From: Jerry Gitomer <jgitomer_at_erols.com>
Date: Mon, 12 Apr 2004 12:44:01 -0400
Message-Id: <pan.2004.04.12.16.44.01.66798@erols.com>


On Mon, 12 Apr 2004 10:30:41 -0500, Dawn M. Wolthuis wrote:

> "Laconic2" <laconic2_at_comcast.net> wrote in message
> news:192dnaBpHOqHruTdRVn-jg_at_comcast.com...

>> How about this:
>>
>> The purpose of a database is to preserve the value and the availability
>> of the data it contains.

>
> We have had several discussions about an abstract definition of a
> database. Looking at my verbose definition now, I would trim it back, but
> I would still want it to be less abstract than what you propose. If we
> are talking about products, such as MS SQL Server or IBM UniVerse, then
> what is the common purpose (other than dollars)? I think you have some
> part of it, but I think that it is also tied into the development of
> software applications that use the data in some way. So, there is not
> just the end-end-user of the database software, but also end-users. In
> the case of a lot of the database software, there are end-end-end-users,
> application software developers who are end-end-users, and dba's as
> end-users.
>
> Should we take another stab at it or do you think you have it nailed in
> the purpose statement above? --dawn

Dawn,

        The API, be it GUI or programatic, should not be considered as being part of the DBMS. (Note that this is true on non-relational as well as relational database management systems.) The only thing that might be added to Laconic2's statement, "The purpose of a database is to preserve the value and the availability of the data it contains." is the obvious statement that the database is to accept and store valid data.
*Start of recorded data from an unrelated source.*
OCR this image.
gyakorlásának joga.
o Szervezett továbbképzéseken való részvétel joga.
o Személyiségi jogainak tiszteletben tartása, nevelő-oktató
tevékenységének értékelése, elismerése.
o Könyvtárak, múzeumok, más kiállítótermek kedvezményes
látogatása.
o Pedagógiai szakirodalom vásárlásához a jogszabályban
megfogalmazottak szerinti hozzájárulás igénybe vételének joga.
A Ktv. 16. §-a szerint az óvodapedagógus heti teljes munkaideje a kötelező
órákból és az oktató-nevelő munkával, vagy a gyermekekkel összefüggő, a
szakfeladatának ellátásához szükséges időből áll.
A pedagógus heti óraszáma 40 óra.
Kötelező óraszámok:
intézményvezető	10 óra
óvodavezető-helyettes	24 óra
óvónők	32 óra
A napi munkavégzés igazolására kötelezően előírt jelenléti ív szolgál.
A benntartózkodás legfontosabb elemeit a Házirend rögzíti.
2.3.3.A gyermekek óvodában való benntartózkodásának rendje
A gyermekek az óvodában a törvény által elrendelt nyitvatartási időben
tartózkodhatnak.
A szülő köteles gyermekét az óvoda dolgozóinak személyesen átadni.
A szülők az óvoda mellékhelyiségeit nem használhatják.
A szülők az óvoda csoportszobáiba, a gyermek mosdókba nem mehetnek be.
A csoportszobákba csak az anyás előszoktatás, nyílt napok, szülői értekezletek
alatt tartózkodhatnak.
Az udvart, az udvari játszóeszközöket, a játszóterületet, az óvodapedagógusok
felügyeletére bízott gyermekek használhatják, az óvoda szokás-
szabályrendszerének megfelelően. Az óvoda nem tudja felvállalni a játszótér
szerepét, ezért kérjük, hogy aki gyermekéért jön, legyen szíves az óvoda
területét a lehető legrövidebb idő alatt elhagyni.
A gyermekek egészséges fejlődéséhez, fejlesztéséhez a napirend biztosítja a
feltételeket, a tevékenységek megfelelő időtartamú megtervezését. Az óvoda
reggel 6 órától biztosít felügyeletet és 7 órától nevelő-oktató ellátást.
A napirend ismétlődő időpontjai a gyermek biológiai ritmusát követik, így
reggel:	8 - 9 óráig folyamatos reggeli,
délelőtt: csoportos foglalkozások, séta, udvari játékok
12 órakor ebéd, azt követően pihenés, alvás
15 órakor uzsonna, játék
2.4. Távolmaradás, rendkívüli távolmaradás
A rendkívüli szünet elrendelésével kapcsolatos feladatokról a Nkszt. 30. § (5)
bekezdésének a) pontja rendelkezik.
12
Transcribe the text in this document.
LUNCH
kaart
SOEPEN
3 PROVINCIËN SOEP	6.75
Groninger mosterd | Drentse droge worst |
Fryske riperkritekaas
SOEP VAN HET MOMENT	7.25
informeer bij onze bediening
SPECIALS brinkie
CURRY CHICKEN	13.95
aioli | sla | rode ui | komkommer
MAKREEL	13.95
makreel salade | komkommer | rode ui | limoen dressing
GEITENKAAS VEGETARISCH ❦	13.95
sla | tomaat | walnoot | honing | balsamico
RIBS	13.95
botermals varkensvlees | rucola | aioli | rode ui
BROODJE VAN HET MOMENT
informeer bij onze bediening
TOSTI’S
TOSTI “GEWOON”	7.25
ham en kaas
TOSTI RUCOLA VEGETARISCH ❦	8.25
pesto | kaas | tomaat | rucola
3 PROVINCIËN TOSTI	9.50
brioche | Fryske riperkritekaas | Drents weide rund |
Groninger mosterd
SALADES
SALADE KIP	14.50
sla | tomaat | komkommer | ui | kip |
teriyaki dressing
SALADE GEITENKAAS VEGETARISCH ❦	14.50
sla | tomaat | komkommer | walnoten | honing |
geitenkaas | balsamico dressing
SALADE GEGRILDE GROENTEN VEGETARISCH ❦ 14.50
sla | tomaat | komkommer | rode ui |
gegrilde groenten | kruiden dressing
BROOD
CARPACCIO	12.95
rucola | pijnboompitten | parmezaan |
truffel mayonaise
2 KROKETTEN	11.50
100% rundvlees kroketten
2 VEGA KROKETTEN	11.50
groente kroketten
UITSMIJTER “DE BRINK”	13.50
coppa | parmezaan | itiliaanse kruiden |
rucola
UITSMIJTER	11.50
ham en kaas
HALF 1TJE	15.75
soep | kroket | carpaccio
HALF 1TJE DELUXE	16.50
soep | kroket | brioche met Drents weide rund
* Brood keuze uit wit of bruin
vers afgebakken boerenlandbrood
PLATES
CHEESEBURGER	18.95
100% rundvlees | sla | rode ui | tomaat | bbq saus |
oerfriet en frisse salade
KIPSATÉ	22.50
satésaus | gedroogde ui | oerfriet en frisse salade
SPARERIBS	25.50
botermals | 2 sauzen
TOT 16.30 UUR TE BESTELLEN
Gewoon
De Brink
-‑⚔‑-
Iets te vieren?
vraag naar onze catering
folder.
These statements encompass the integrity checks that are built into the database engine, the facilities to backup and recover the database, the transaction logging that assures that transactions will not be lost in the event of a system failure, the concurrency management that relieves the developers of the need to be concerned about what happens when 300 users simultaneously attempt to update the same row in a table at the same time, and so on. In essence the DBMS is responsible for providing the infrastructure and for managing that infrastructure.

        One major advantage of this is that the same API can be used, with little if any modification, to access RDBMS from different vendors running on different and incompatible hardware. (I have Unix shell scripts that I first used to access Oracle 5.x databases running on DEC VAX hardware that I also used for Oracle 8.x and Informix running on IBM RS 6000 and MS-SQL running on Windows NT and Interbase and Oracle on Sun Solaris.)